By CARLOS H. CONDE
PinoyPress
MANILA — Six years ago, Senator Teofisto Guingona stood at the lectern of the Philippine Senate and accused then president Joseph Estrada of corruption. Like the French novelist Emile Zola’s ”J’Accuse!” open letter in the Dreyfus Affair, the senator’s impassioned ”I, Accuse!”speech, which reflected the outrage many Filipinos felt against what looked like an increasingly corrupt regime, had a huge impact. It drove more people to the streets to protest against Estrada and emboldened senators to impeach him. Four months later, Estrada was ousted in a “people power” uprising.
But months before Sept. 11, the day an anti-graft court handed down a verdict finding Estrada guilty of the crime of plunder for allegedly taking kickbacks and payoffs, Guingona had had a change of heart. Estrada, he said in July, had suffered enough and should be freed. ”He is a man who has found a new light and a new life,” Guingona said. ”He is now a new man.”
When pressed by journalists to explain this baffling turnaround by the respected politician who is one of the country’s well-known civil libertarians and nationalists, Guingona said he thought attention should now be given on President Gloria Macapagal-Arroyo and the many allegations of corruptions that have hounded her administration.
Guingona is certainly not alone in that belief. In fact, the view that Estrada’s conviction now makes it imperative to go after Arroyo and her friends because her regime is allegedly worse than Estrada was a recurrent theme in the reactions to the verdict, in which Estrada was sentenced to ”reclusion perpetua,” or a maximum of 40 years in prison.
It is ironic, indeed, that the Arroyo administration, which seemed to have successfully upheld the rule of law and, by doing so, sent a strong signal that it is serious in fighting corruption, is now being regarded as if it were the one on trial. But, according to analysts and critics, there is basis for all this.
The Estrada verdict should serve as a ”stern warning” against the current administration ”who may end up with the same fate because their crimes are far, far worse than the ones Estrada was convicted of,” said Carol Araullo, chairperson of Bayan, the leftist bloc that
organized many of the demonstrations against Estrada and Arroyo.

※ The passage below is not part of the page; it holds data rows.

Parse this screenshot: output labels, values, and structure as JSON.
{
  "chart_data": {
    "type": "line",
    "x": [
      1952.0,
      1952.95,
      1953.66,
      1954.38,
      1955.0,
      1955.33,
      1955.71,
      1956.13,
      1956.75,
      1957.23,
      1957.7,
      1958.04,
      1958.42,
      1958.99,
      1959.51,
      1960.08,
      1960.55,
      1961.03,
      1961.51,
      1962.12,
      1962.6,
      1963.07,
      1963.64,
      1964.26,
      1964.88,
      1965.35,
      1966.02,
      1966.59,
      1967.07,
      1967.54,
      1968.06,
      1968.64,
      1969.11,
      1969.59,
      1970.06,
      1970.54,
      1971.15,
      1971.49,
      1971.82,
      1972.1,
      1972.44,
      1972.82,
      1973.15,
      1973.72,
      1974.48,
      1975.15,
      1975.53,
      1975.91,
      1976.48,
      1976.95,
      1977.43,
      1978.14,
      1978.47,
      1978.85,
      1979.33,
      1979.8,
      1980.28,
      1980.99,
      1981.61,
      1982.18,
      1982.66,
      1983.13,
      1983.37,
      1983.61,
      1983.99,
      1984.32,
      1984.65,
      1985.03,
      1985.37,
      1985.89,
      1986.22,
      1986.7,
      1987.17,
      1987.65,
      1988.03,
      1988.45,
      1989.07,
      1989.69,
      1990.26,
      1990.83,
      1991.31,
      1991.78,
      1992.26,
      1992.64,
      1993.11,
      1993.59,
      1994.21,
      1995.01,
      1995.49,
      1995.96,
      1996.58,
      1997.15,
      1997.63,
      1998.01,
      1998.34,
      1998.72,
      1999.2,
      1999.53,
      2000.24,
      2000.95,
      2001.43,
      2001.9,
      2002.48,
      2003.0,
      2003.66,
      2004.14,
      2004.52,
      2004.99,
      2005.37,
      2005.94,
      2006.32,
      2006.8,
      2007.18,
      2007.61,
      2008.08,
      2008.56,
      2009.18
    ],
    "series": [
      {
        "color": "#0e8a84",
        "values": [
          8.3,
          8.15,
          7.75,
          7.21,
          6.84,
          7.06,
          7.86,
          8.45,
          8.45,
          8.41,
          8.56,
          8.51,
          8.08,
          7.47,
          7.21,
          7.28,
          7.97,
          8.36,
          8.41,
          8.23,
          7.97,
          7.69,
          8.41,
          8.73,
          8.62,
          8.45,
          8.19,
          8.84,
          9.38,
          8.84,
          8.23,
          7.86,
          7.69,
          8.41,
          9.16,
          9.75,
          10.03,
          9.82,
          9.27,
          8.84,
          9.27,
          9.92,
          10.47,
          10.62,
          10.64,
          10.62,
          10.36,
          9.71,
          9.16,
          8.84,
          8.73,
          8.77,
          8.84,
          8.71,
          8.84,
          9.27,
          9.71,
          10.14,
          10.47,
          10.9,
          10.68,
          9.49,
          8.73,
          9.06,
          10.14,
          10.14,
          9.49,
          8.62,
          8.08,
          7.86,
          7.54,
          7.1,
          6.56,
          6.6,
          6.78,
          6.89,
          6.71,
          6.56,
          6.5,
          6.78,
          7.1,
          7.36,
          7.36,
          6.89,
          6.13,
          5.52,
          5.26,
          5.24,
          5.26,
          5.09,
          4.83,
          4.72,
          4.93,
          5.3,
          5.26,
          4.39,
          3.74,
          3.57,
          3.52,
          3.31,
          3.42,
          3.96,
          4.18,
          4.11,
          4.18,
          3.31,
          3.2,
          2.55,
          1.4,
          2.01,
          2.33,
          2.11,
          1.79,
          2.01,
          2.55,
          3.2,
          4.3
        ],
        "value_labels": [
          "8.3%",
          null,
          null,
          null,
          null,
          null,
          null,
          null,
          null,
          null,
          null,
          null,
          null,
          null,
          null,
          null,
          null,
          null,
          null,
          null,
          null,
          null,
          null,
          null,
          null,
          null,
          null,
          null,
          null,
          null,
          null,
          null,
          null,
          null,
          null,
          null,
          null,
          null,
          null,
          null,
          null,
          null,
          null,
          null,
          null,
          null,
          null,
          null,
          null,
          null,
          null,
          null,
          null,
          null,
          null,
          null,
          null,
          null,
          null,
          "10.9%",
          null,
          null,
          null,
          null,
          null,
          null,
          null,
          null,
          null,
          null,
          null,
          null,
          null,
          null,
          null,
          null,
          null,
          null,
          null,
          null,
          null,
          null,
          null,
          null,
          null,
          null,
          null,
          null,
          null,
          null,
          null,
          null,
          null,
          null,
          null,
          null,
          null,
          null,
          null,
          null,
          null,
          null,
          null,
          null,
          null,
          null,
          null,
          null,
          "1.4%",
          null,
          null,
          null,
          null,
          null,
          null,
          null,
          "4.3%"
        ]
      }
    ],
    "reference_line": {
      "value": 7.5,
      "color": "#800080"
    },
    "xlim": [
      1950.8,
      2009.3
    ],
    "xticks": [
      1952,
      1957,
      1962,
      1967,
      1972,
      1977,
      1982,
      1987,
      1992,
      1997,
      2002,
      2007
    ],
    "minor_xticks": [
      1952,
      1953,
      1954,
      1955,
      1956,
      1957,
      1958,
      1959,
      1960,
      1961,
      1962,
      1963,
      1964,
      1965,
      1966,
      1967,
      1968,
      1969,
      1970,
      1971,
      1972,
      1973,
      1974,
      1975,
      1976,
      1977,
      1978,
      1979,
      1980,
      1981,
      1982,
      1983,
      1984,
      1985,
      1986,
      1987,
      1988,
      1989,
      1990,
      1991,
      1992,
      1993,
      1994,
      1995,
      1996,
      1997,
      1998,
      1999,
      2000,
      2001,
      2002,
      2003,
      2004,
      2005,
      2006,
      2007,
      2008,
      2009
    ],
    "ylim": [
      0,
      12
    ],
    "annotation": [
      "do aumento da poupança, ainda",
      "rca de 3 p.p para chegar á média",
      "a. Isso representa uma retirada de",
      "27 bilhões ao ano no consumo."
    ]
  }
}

Senator Aquilino Pimentel, an Arroyo critic, said Thursday last week ”the government must now show that it didn’t single out Estrada. Other cases of plunder involving administration officials should now follow.”
Unless Arroyo resolves the scandals hounding her, said Senator Francisco Pangilinan, Estrada’s conviction will ”cast a very long and dark shadow” on her administration.
Benito Lim, a political scientist at the Ateneo de Manila University, said he expected this kind of reaction. ”Arroyo’s critics will now start comparing amounts,” he said. ”And the crucial consequence of this is that the verdict will strengthen the movement against Arroyo because of all the unresolved allegations of corruption against her,” Lim said in an interview.
Nothing perhaps underscored this point than the testimony in the senate last week by Jose de Venecia 3rd, a businessman, who accused Arroyo’s husband, Jose Miguel, and the head of the elections commission, Benjamin Abalos, of interceding on behalf of ZTE Corp., a Chinese telecommunications company that cornered a $329-million contract to build the government’s broadband network project. According to de Venecia, the contract was overpriced by 100 percent because of kickbacks that went to Abalos, a key Arroyo ally who had been accused of having had a hand in the 2004 elections cheating that favored the president.
Apart from the ZTE deal, other corruption scandals all disclosed in separate Senate hearings in the past several years — included the alleged misuse of more than 700-million pesos of agriculture funds to buy votes during the 2004 elections; the alleged money laundering by Arroyo’s husband, Jose Miguel Arroyo, of campaign funds and contributions; the alleged payoff received by Arroyo’s former justice secretary, Hernando Perez, in a $470-million energy with an Argentine company; and Arroyo’s alleged close relationship with Bong Pineda, an alleged gambling lord from the president’s hometown in Pampanga.
But at the heart of Arroyo’s troubles is the allegation, backed by testimony and a controversial audio recording, that she cheated in the 2004 elections. Arroyo’s opponents in Congress twice attempted to impeach her for this but failed because they didn’t have the numbers.
Attempts by the Senate to investigate this scandal and the others were unsuccessful, largely because Arroyo, through an executive order, prevented her officials from testifying in any congressional probe without her approval.